Ghent University/IMEC, Zwijnaarde, Belgium.
Instituto de Investigación Sanitaria Fundación Jiménez Díaz, Madrid, Spain; Medical Engineering Development and Innovation Center, Universidad Autónoma de Madrid, Madrid, Spain.
Arch Soc Esp Oftalmol (Engl Ed). 2021 Nov;96 Suppl 1:68-73. doi: 10.1016/j.oftale.2021.01.004. Epub 2021 Jun 17.
The perform pre-clinical testing using optical design tools to simulate the optical quality of a smart artificial iris platform encapsulated in a scleral contact lens. These tools allow us to generate aniridia eye models and evaluate different metrics of visual quality and retinal illumination based on the aperture of the artificial iris based on liquid crystals.
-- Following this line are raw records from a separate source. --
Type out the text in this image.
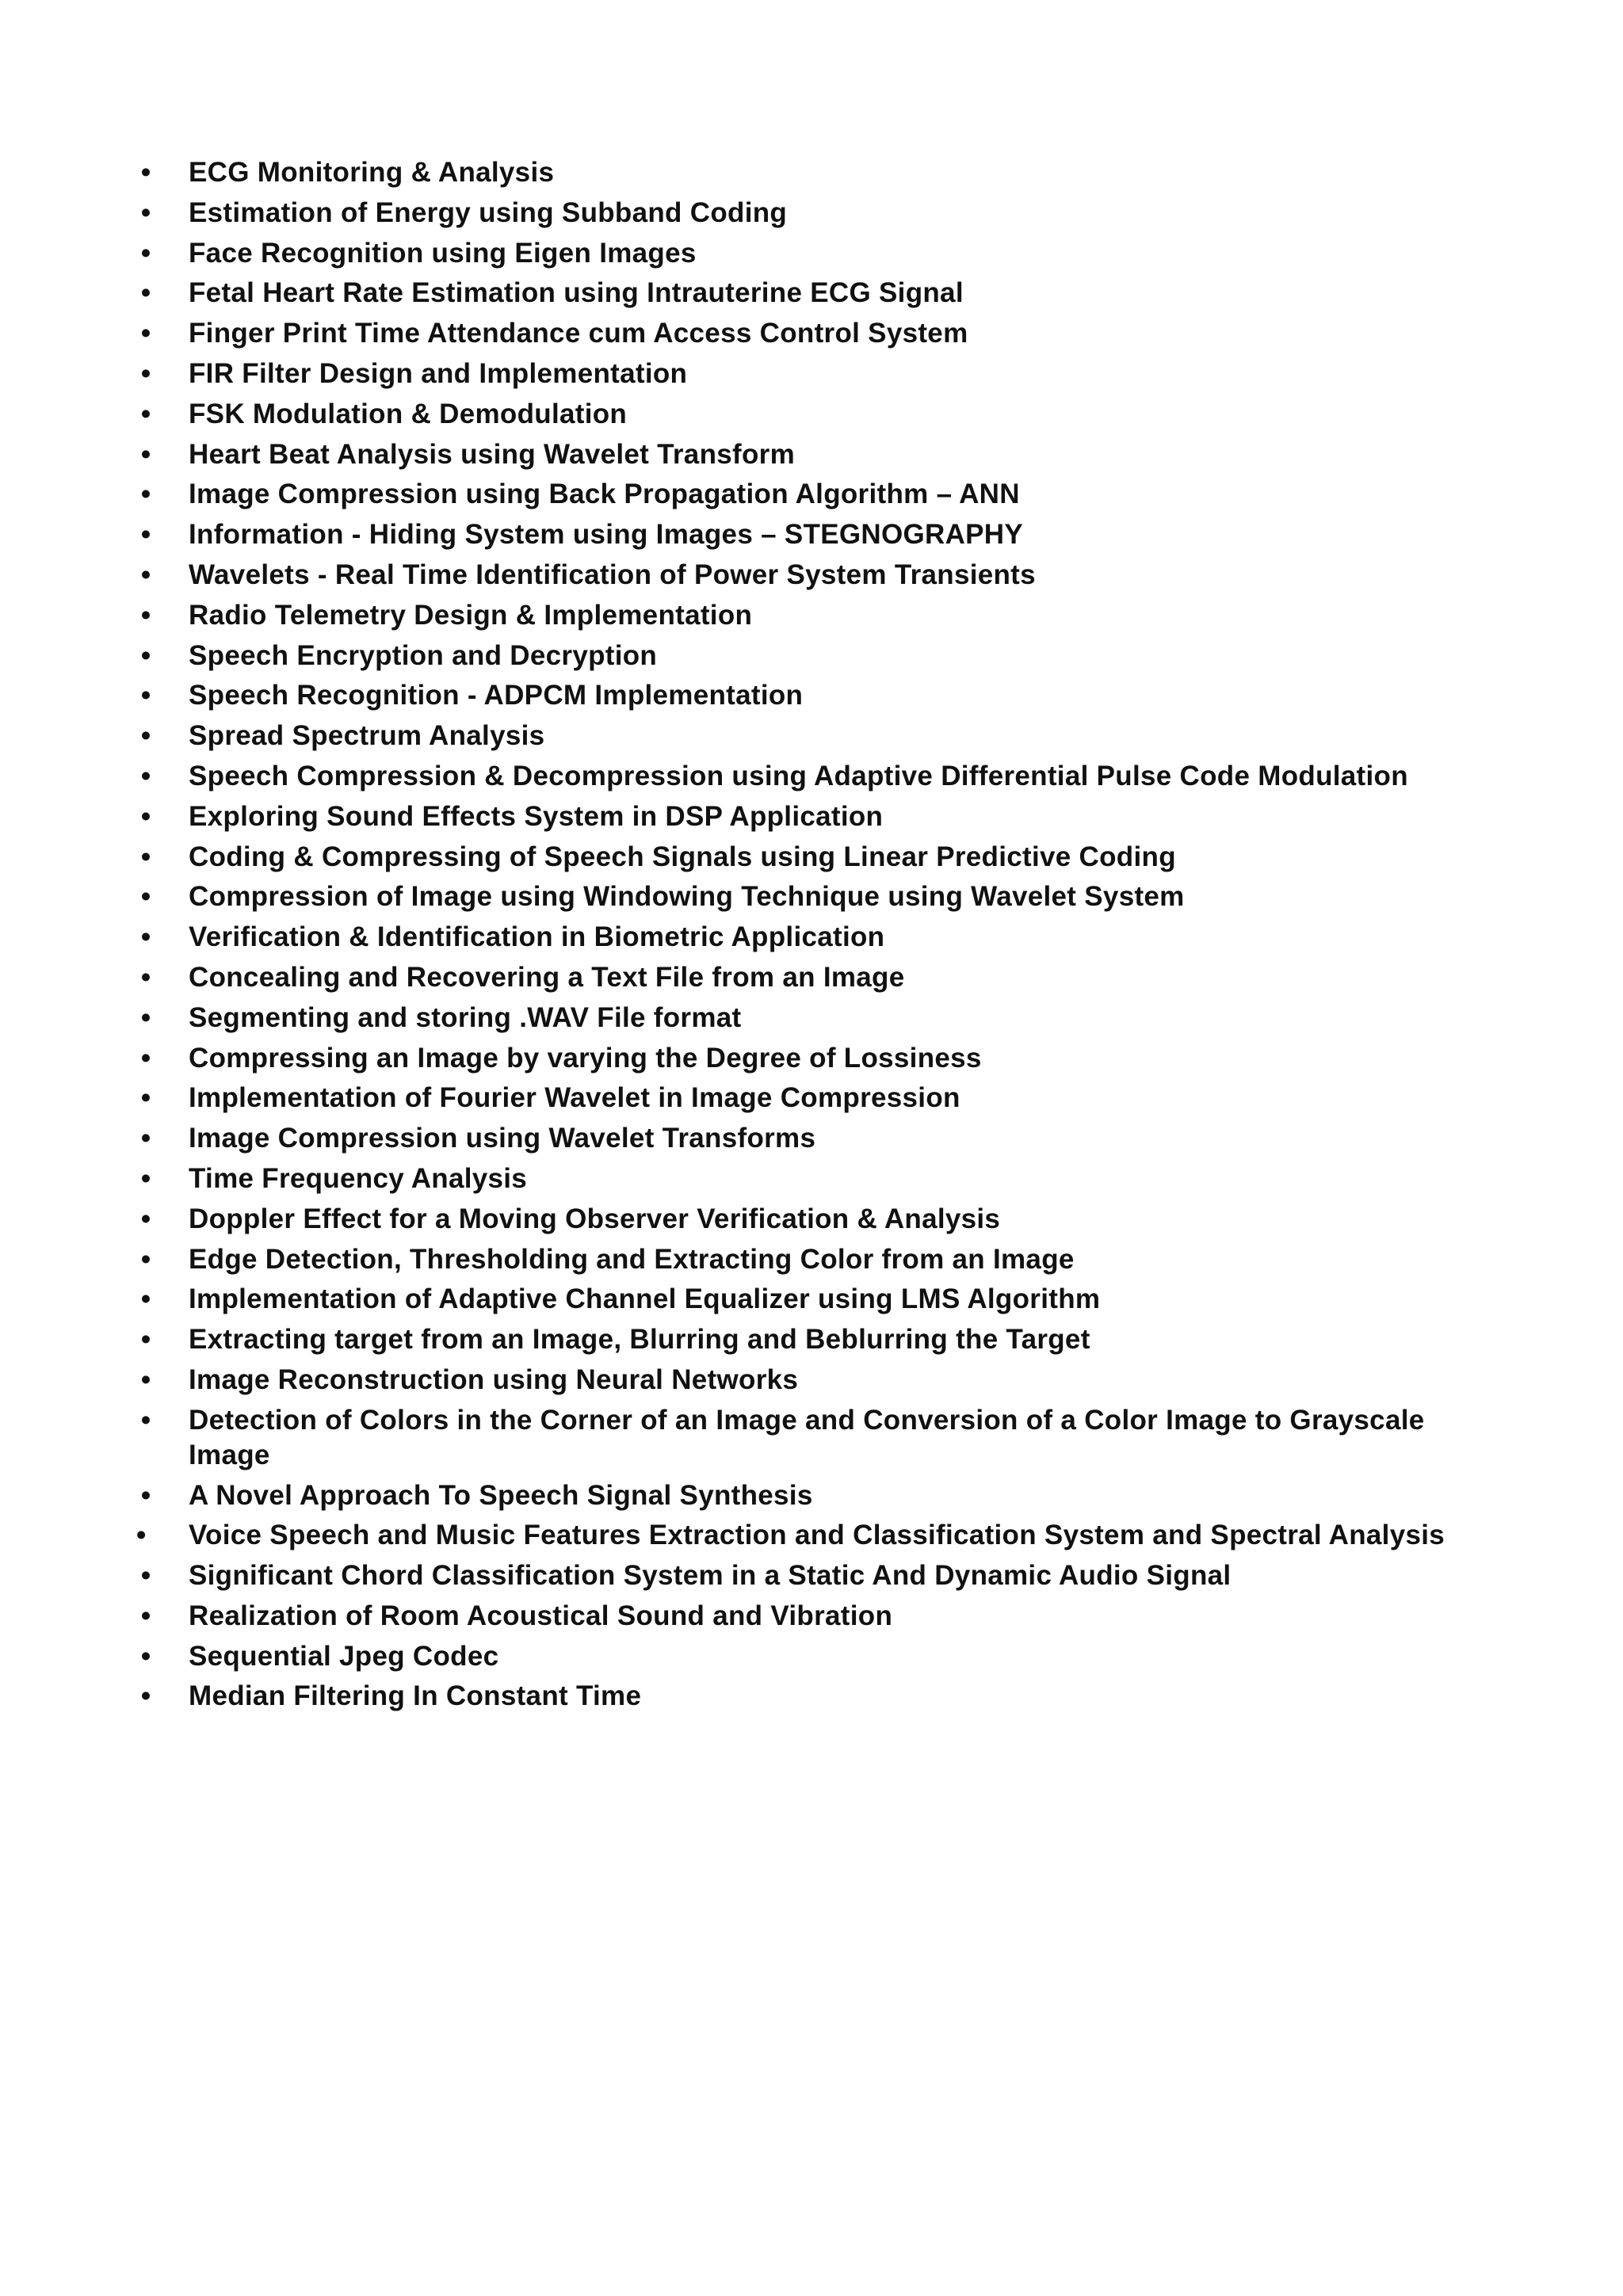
• ECG Monitoring & Analysis
• Estimation of Energy using Subband Coding
• Face Recognition using Eigen Images
• Fetal Heart Rate Estimation using Intrauterine ECG Signal
• Finger Print Time Attendance cum Access Control System
• FIR Filter Design and Implementation
• FSK Modulation & Demodulation
• Heart Beat Analysis using Wavelet Transform
• Image Compression using Back Propagation Algorithm – ANN
• Information - Hiding System using Images – STEGNOGRAPHY
• Wavelets - Real Time Identification of Power System Transients
• Radio Telemetry Design & Implementation
• Speech Encryption and Decryption
• Speech Recognition - ADPCM Implementation
• Spread Spectrum Analysis
• Speech Compression & Decompression using Adaptive Differential Pulse Code Modulation
• Exploring Sound Effects System in DSP Application
• Coding & Compressing of Speech Signals using Linear Predictive Coding
• Compression of Image using Windowing Technique using Wavelet System
• Verification & Identification in Biometric Application
• Concealing and Recovering a Text File from an Image
• Segmenting and storing .WAV File format
• Compressing an Image by varying the Degree of Lossiness
• Implementation of Fourier Wavelet in Image Compression
• Image Compression using Wavelet Transforms
• Time Frequency Analysis
• Doppler Effect for a Moving Observer Verification & Analysis
• Edge Detection, Thresholding and Extracting Color from an Image
• Implementation of Adaptive Channel Equalizer using LMS Algorithm
• Extracting target from an Image, Blurring and Beblurring the Target
• Image Reconstruction using Neural Networks
• Detection of Colors in the Corner of an Image and Conversion of a Color Image to Grayscale Image
• A Novel Approach To Speech Signal Synthesis
•	Voice Speech and Music Features Extraction and Classification System and Spectral Analysis
• Significant Chord Classification System in a Static And Dynamic Audio Signal
• Realization of Room Acoustical Sound and Vibration
• Sequential Jpeg Codec
• Median Filtering In Constant Time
The OCT imaging technique was used to measure the geometry of the anterior segment in a patient with aniridia and, from these data, the eye model was generated with the Zemax optical design program and specific programs developed in Matlab. Ocular aberrations were calculated and the visual function of the anirida eye model was evaluated in three scenarios: (i) without optical correction, (ii) with correction with a commercial scleral contact lens, and (iii) with correction with an optical lens. Intelligent contact based on artificial iris.
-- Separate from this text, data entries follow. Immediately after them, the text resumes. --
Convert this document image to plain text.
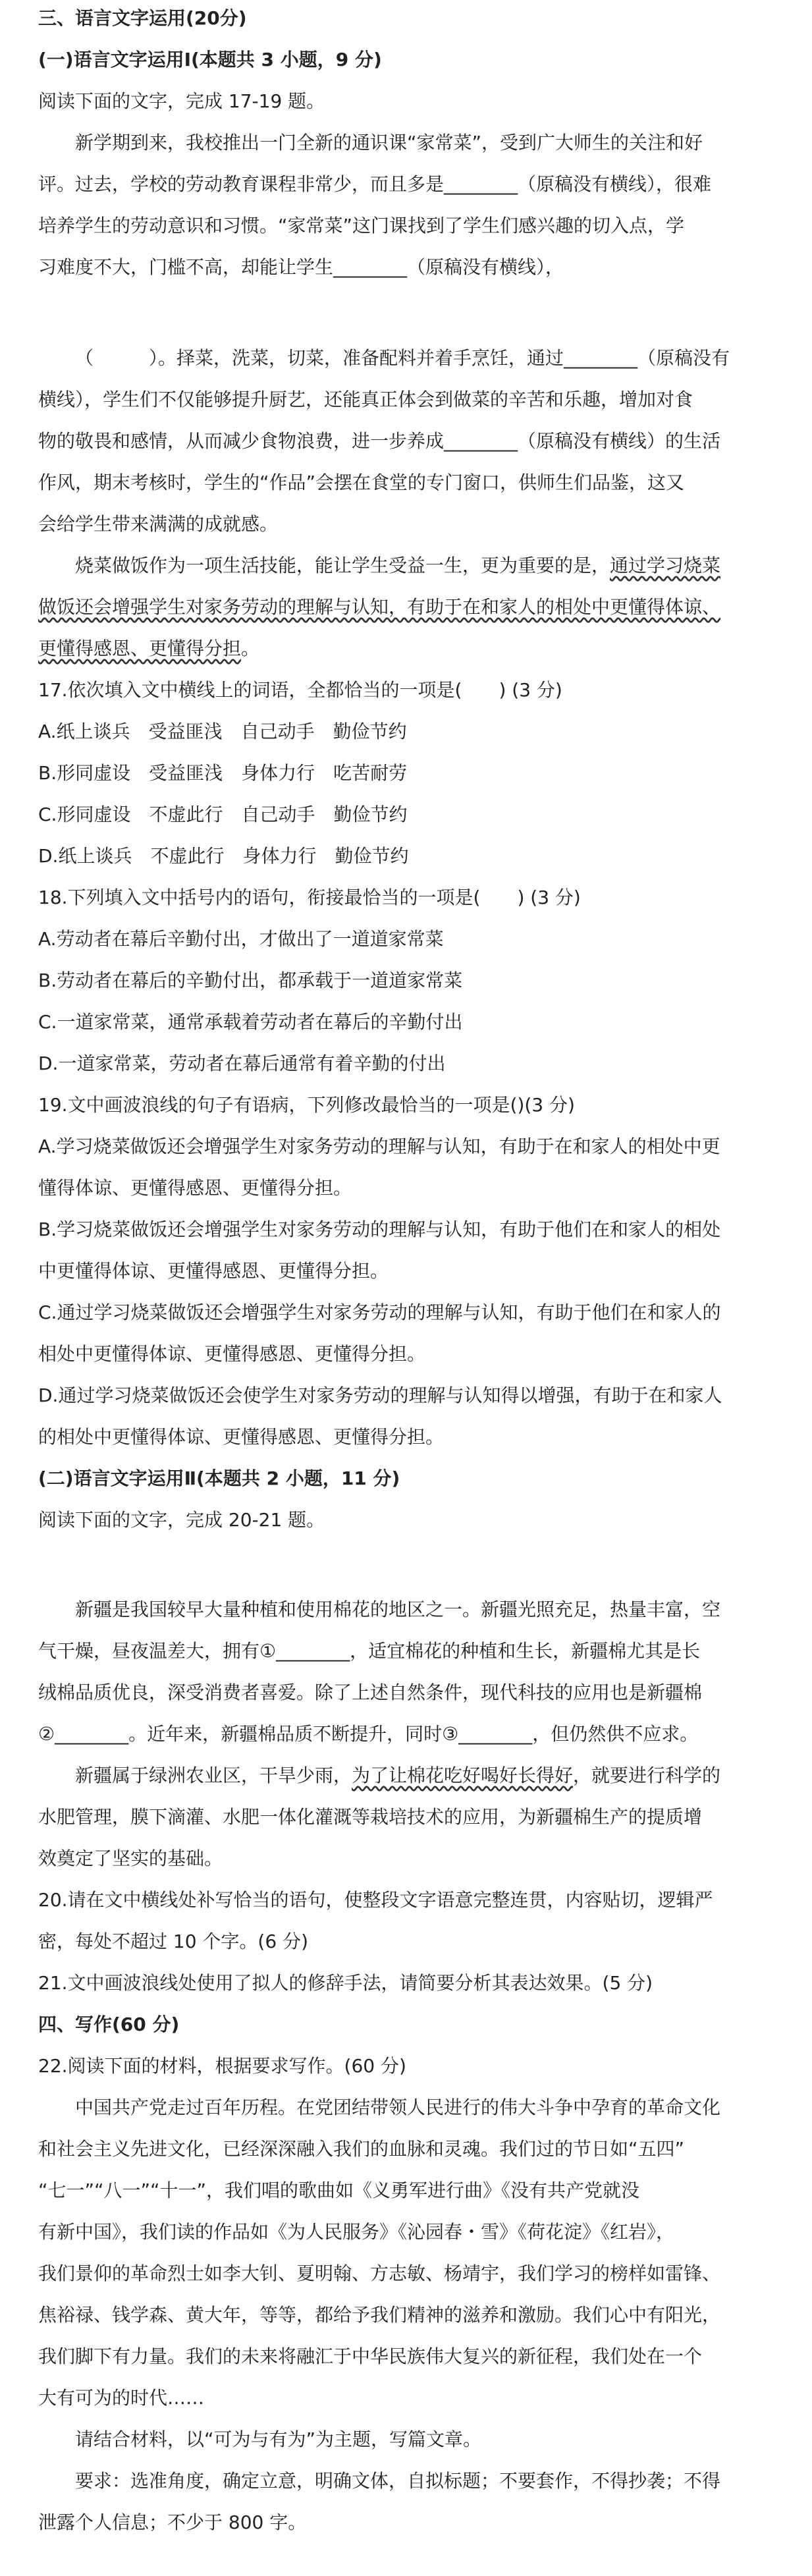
三、语言文字运用(20分)
(一)语言文字运用Ⅰ(本题共 3 小题，9 分)
阅读下面的文字，完成 17-19 题。
新学期到来，我校推出一门全新的通识课“家常菜”，受到广大师生的关注和好
评。过去，学校的劳动教育课程非常少，而且多是________（原稿没有横线），很难
培养学生的劳动意识和习惯。“家常菜”这门课找到了学生们感兴趣的切入点，学
习难度不大，门槛不高，却能让学生________（原稿没有横线），
（　　　）。择菜，洗菜，切菜，准备配料并着手烹饪，通过________（原稿没有
横线），学生们不仅能够提升厨艺，还能真正体会到做菜的辛苦和乐趣，增加对食
物的敬畏和感情，从而减少食物浪费，进一步养成________（原稿没有横线）的生活
作风，期末考核时，学生的“作品”会摆在食堂的专门窗口，供师生们品鉴，这又
会给学生带来满满的成就感。
烧菜做饭作为一项生活技能，能让学生受益一生，更为重要的是，通过学习烧菜
做饭还会增强学生对家务劳动的理解与认知，有助于在和家人的相处中更懂得体谅、
更懂得感恩、更懂得分担。
17.依次填入文中横线上的词语，全都恰当的一项是(　　) (3 分)
A.纸上谈兵　受益匪浅　自己动手　勤俭节约
B.形同虚设　受益匪浅　身体力行　吃苦耐劳
C.形同虚设　不虚此行　自己动手　勤俭节约
D.纸上谈兵　不虚此行　身体力行　勤俭节约
18.下列填入文中括号内的语句，衔接最恰当的一项是(　　) (3 分)
A.劳动者在幕后辛勤付出，才做出了一道道家常菜
B.劳动者在幕后的辛勤付出，都承载于一道道家常菜
C.一道家常菜，通常承载着劳动者在幕后的辛勤付出
D.一道家常菜，劳动者在幕后通常有着辛勤的付出
19.文中画波浪线的句子有语病，下列修改最恰当的一项是()(3 分)
A.学习烧菜做饭还会增强学生对家务劳动的理解与认知，有助于在和家人的相处中更
懂得体谅、更懂得感恩、更懂得分担。
B.学习烧菜做饭还会增强学生对家务劳动的理解与认知，有助于他们在和家人的相处
中更懂得体谅、更懂得感恩、更懂得分担。
C.通过学习烧菜做饭还会增强学生对家务劳动的理解与认知，有助于他们在和家人的
相处中更懂得体谅、更懂得感恩、更懂得分担。
D.通过学习烧菜做饭还会使学生对家务劳动的理解与认知得以增强，有助于在和家人
的相处中更懂得体谅、更懂得感恩、更懂得分担。
(二)语言文字运用Ⅱ(本题共 2 小题，11 分)
阅读下面的文字，完成 20-21 题。
新疆是我国较早大量种植和使用棉花的地区之一。新疆光照充足，热量丰富，空
气干燥，昼夜温差大，拥有①________，适宜棉花的种植和生长，新疆棉尤其是长
绒棉品质优良，深受消费者喜爱。除了上述自然条件，现代科技的应用也是新疆棉
②________。近年来，新疆棉品质不断提升，同时③________，但仍然供不应求。
新疆属于绿洲农业区，干旱少雨，为了让棉花吃好喝好长得好，就要进行科学的
水肥管理，膜下滴灌、水肥一体化灌溉等栽培技术的应用，为新疆棉生产的提质增
效奠定了坚实的基础。
20.请在文中横线处补写恰当的语句，使整段文字语意完整连贯，内容贴切，逻辑严
密，每处不超过 10 个字。(6 分)
21.文中画波浪线处使用了拟人的修辞手法，请简要分析其表达效果。(5 分)
四、写作(60 分)
22.阅读下面的材料，根据要求写作。(60 分)
中国共产党走过百年历程。在党团结带领人民进行的伟大斗争中孕育的革命文化
和社会主义先进文化，已经深深融入我们的血脉和灵魂。我们过的节日如“五四”
“七一”“八一”“十一”，我们唱的歌曲如《义勇军进行曲》《没有共产党就没
有新中国》，我们读的作品如《为人民服务》《沁园春・雪》《荷花淀》《红岩》，
我们景仰的革命烈士如李大钊、夏明翰、方志敏、杨靖宇，我们学习的榜样如雷锋、
焦裕禄、钱学森、黄大年，等等，都给予我们精神的滋养和激励。我们心中有阳光，
我们脚下有力量。我们的未来将融汇于中华民族伟大复兴的新征程，我们处在一个
大有可为的时代……
请结合材料，以“可为与有为”为主题，写篇文章。
要求：选准角度，确定立意，明确文体，自拟标题；不要套作，不得抄袭；不得
泄露个人信息；不少于 800 字。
Optical quality in patients with aniridia is limited by the magnitude of high-order aberrations. Conventional scleral contact lens design accurately corrects for blur but is unable to compensate for high-order ocular aberrations, especially spherical aberrations. The artificial iris-based smart contact lens design enables virtually all high-order aberrations to be compensated with active control of the pupillary diameter (activation of liquid crystal cells based on ambient lighting). In addition to minimizing high-order aberrations, reducing the pupil size would increase the depth of focus.
This article demonstrates by means of optical simulations the concept of an intelligent artificial iris platform encapsulated in a scleral contact lens and its possible application in patients with aniridia. Furthermore, it allows us to anticipate possible visual results in clinical trials with healthy patients (after application of mydriatic agents) and in patients with aniridia. The results demonstrate a better visual quality and a decrease in retinal illumination.
使用光学设计工具进行临床前测试,以模拟封装在巩膜隐形眼镜中的智能人工虹膜平台的光学质量。这些工具使我们能够生成无虹膜眼模型,并根据基于液晶的人工虹膜的孔径评估不同的视觉质量和视网膜照明度量。
使用光学相干断层扫描 (OCT) 成像技术测量无虹膜患者的前段几何形状,并使用 Zemax 光学设计程序和在 Matlab 中开发的特定程序生成眼模型。计算眼像差,并在三种情况下评估无虹膜眼模型的视觉功能:(i) 无光学矫正,(ii) 用商业巩膜隐形眼镜矫正,以及 (iii) 用光学透镜矫正。基于人工虹膜的智能隐形眼镜。
无虹膜患者的光学质量受高阶像差大小的限制。传统的巩膜隐形眼镜设计可准确校正模糊,但无法补偿高阶眼像差,尤其是球差。基于人工虹膜的智能隐形眼镜设计能够通过主动控制瞳孔直径(基于环境照明激活液晶单元)几乎补偿所有高阶像差。除了最小化高阶像差外,减小瞳孔尺寸还会增加景深。
本文通过光学模拟演示了封装在巩膜隐形眼镜中的智能人工虹膜平台的概念及其在无虹膜患者中的可能应用。此外,它使我们能够预测健康患者(散瞳剂应用后)和无虹膜患者的临床试验中的可能视觉结果。结果表明视觉质量更好,视网膜照明减少。